The school board's selection of the deputy superintendent to lead the Durham schools became official Friday with the signing of a four-year contract that is quite similar to Denlinger's.
In the contract, Harris will be paid $185,000 a year to start, with the possibility of annual 5 percent bonuses based on his evaluation and the support of two-thirds of the seven-member school board.
Harris came to Durham Public Schools as an associate superintendent in 2003 from the top job in Franklin County Schools. He could not be reached for comment Friday but released a statement saying he was honored at his selection.
"I am committed to giving my best efforts to making Durham Public Schools the best in the nation," Harris said. "Together, we can achieve this goal."
Like Denlinger's, Harris' contract gives him a $750-a-month car allowance and another $100 a month for a cell phone. The school board will pay Harris' membership in up to seven organizations and also pay him for up to 10 days of unused vacation each year. On top of the annual bonus, Harris will receive annual 5 percent raises.
The school board used a document comparing superintendent salaries from across the Southeast and Midwest that was compiled by the Charlotte-Mecklenburg school system to ensure its offer to Harris was in line with what school chiefs make elsewhere.
Board Vice Chairman Steve Martin said he was pleased that the process of replacing Denlinger and snagging Harris was finished.
"I am excited and hope to be working for him for the rest of my term," Martin said. "He's going to hit the ground running and establish new goals that will make us stretch."
Friday culminated the smoothest superintendent transition in the 14-year history of the merged city and county school system.
When Durham almost lost Harris to a Savannah, Ga., school district last year, where he was named a finalist for the superintendency, board members quickly moved to ensure Harris would remain here.
Harris' mild manner, accessibility and his track record for closing the racial achievement gap and reducing suspension rates made him the universal favorite among board members who often don't agree with each other.
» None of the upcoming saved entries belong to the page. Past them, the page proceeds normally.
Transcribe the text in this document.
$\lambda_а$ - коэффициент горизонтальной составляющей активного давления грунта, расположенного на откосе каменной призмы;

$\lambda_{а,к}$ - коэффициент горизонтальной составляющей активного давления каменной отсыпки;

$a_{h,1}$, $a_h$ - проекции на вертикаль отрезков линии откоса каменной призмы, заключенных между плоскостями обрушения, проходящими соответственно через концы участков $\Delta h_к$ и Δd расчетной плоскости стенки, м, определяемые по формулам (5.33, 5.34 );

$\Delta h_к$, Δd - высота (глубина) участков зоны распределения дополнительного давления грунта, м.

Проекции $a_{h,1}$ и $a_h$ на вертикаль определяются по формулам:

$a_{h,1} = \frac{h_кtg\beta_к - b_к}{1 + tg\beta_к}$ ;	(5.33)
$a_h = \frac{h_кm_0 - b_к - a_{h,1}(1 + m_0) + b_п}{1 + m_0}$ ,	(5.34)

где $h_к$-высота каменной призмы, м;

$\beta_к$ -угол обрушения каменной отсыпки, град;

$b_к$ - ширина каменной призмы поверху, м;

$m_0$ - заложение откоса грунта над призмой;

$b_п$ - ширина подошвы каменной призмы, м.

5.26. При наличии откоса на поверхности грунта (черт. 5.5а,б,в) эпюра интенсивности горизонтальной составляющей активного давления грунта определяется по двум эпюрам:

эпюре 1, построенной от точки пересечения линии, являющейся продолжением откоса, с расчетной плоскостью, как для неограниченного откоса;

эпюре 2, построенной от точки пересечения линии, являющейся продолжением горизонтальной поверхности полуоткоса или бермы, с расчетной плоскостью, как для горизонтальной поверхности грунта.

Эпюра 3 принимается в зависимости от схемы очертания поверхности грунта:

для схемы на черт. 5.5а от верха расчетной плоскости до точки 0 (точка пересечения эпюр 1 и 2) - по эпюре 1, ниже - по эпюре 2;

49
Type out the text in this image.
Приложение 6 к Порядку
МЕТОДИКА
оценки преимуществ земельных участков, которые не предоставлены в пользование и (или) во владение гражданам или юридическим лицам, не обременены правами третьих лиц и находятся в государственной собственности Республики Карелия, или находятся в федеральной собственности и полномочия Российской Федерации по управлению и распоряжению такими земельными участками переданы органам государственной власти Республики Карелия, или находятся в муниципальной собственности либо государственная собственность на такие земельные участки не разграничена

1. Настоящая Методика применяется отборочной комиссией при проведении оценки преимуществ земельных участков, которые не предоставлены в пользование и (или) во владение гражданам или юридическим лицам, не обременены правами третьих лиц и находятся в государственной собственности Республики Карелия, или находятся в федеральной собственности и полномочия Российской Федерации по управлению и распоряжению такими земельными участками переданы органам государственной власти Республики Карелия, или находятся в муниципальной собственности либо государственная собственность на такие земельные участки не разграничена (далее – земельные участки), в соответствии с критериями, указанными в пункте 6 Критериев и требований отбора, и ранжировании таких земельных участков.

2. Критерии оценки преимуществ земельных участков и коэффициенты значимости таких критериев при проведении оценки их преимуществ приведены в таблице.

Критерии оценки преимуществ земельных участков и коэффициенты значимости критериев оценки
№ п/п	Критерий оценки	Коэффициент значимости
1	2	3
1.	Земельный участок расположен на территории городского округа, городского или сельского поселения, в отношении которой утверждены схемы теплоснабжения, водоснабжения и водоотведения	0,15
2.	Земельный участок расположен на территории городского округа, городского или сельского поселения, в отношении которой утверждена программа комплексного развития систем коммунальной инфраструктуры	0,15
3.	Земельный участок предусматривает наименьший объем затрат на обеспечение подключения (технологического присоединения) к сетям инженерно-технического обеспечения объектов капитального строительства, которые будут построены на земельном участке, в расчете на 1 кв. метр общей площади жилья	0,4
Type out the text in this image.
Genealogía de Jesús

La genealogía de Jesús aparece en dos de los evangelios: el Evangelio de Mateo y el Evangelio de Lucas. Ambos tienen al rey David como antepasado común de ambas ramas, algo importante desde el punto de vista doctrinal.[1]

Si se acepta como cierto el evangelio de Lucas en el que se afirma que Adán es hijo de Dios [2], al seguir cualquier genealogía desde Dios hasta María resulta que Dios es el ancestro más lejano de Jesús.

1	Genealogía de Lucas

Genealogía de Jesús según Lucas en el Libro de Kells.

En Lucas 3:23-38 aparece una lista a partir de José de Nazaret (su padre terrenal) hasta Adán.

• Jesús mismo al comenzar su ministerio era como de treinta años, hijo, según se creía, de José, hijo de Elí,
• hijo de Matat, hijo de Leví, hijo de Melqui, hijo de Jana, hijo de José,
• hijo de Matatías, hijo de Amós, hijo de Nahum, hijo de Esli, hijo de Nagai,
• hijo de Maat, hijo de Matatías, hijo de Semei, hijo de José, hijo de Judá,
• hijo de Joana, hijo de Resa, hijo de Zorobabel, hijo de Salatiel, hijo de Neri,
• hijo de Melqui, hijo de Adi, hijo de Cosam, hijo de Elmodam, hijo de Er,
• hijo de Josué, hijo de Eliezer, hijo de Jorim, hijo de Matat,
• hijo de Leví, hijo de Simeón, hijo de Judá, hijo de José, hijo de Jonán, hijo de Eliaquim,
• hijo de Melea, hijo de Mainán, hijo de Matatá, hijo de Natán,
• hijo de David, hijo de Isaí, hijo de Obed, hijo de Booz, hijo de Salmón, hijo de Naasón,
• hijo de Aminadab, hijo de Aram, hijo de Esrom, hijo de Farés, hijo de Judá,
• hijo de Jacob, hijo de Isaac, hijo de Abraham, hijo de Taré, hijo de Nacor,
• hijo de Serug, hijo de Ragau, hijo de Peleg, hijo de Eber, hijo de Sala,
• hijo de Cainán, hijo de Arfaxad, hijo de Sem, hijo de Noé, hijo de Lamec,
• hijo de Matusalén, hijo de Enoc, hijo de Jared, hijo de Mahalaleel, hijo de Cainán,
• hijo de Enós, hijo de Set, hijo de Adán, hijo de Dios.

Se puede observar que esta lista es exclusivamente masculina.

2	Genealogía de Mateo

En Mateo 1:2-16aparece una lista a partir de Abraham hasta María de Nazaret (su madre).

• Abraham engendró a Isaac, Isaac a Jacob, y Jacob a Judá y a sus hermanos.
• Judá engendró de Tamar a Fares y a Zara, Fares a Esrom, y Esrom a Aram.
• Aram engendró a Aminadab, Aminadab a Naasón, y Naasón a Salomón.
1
He will be the first black person to lead the district in a non-interim role.
The board named him the heir apparent even before Denlinger announced her retirement, bumped up his salary and created a new position -- deputy superintendent -- just for him.
The board voted unanimously to give Denlinger's job to Harris the same night that she told the public that she planned to step down. It shunned the lengthy searches that usually occur when a superintendent leaves and managed to avoid a process that has been tumultuous in the past.